Genre: YA fiction (historical fiction)
Pages: 317 plus maps and Author's note on history
Rating: 5 out of 5

Location (my 2018 Google Reading map): Germany, Cuba, and Syria

FTC Disclosure: I borrowed this book from my school library

Summary (from the inside flap of the book): Josef is a Jewish boy living in 1930s Nazi Germany. With the threat of concentration camps looming, he and his family board a ship bound for the other side of the world...

Isabel is a Cuban girl in 1994. With riots and unrest plaguing her country, she and her family set out on a raft, hoping to find safety in America...

Mahmoud is a Syrian boy in 2015. With his homeland torn apart by violence and destruction, he and his family begin a long trek toward Europe...

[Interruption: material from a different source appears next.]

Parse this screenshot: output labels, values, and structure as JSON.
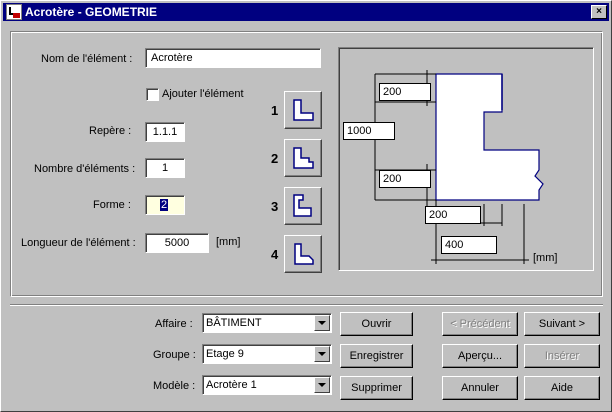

All three kids go on harrowing journeys in search of refuge. All will face unimaginable dangers--from drownings to bombings to betrayals. But there is always the hope of tomorrow. And although Josef, Isabel, and Mahmoud are separated by continents and decades, shocking connections will tie their stories together in the end.


Review: To become a history teacher I had to take national exams because I wasn't a history major in college. One of the essay questions was my favorite that I have ever had to write: compare three instances of immigration covering three different continents and three different centuries. Alan Gratz' novel Refugee tackles the same idea and he does it so well. 

I loved this book from start to finish! Following three young teens as they and their families experience harrowing life journeys to freedom is tense, emotional, interesting, and important. Gratz shows the reader that the themes of family, fear, bravery, and hope are universal, spanning time, location and religion. 

Josef's story is more widely known than the other two as he is escaping Nazi Germany. However, his journey across the Atlantic to Cuba is one that most students and adults won't know. Isabel's story is one we in the US should all be familiar with as Cuban refugees have shown up on our shores for decades. However, I have never read much about it and it was good to learn details of the journey and arriving in the US. The third story, that of Mahmoud fleeing Syria, is still happening and should be in the news, but our news cycles move on too quickly. The arduous journey over land and sea from Syria to Europe is an also important to read about.

The storylines, the characters, the descriptions, the emotions, the settings... it all worked for me. I also loved that Gratz included real life historical background on each of the stories at the end so that the reader learns what was taken from real life. It makes the stories that much more powerful.